All too often, as human beings, we pass judgment on others before we even get a chance to think twice. As many times as we’ve been told not to judge a book by its cover, it really is instinctual to assess someone based on their looks and/or mannerisms. Upon giving someone the once over, we create stories about them in out minds: where they’re from, how they act, their values, if we are “better” than them or not.
Thoughts, albeit as powerful as they may be, are harmless unless taken to the next step. I could go in to a passionate activist rant here, but this is not what this platform is intended to be.  I strive to pass as little judgment as possible on people because, let’s face it, there are times when I hope others don’t judge me based on how I look/dress/act on first sighting- do unto others as you’d want done unto you.

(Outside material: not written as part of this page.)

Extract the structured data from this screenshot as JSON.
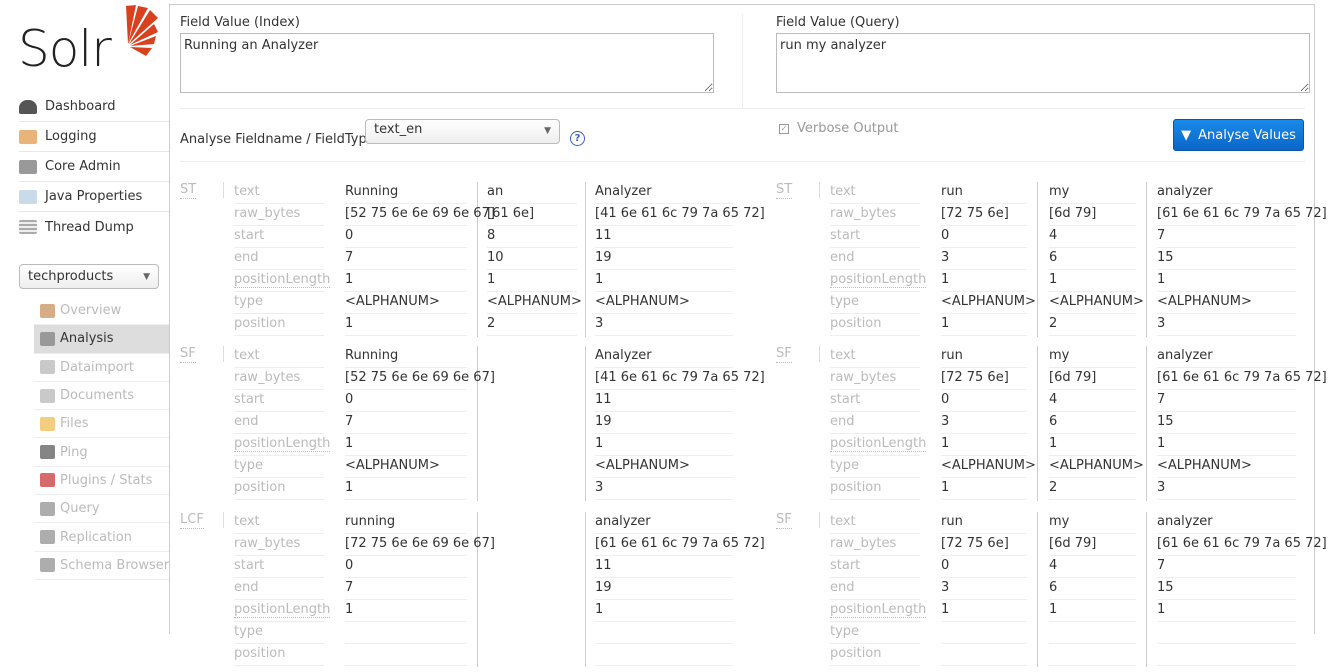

I’m certain there have been days when I’ve been so blinded by something that had angered/frustrated/saddened me that I had forgotten to wave at someone kind enough to let me merge on to the highway or that I had completely overlooked the stranger who took his time to hold the door open for me to pass through- this is not the person I am (I hope).
On a majority of occasions, I’m grateful, courteous and polite but, like any other person with emotions, I have my occasional bad days interspersed with the good that effect my actions/outward moods. From this realization, I am able to take a moment before I pass judgment on others and call on another set of human abilities: compassion and empathy.
At the end of it all, I am the only person that really suffers from passing judgment on these people that may never appear in my life again. I can be angry/annoyed/disgusted by someone’s behavior, or I can take a deep breath, smile, and assume that the “jerk” that just flew by without so much as a “thank you” had just stepped in a big ol’ pile of dog poop just after getting his fancy new shoes shined.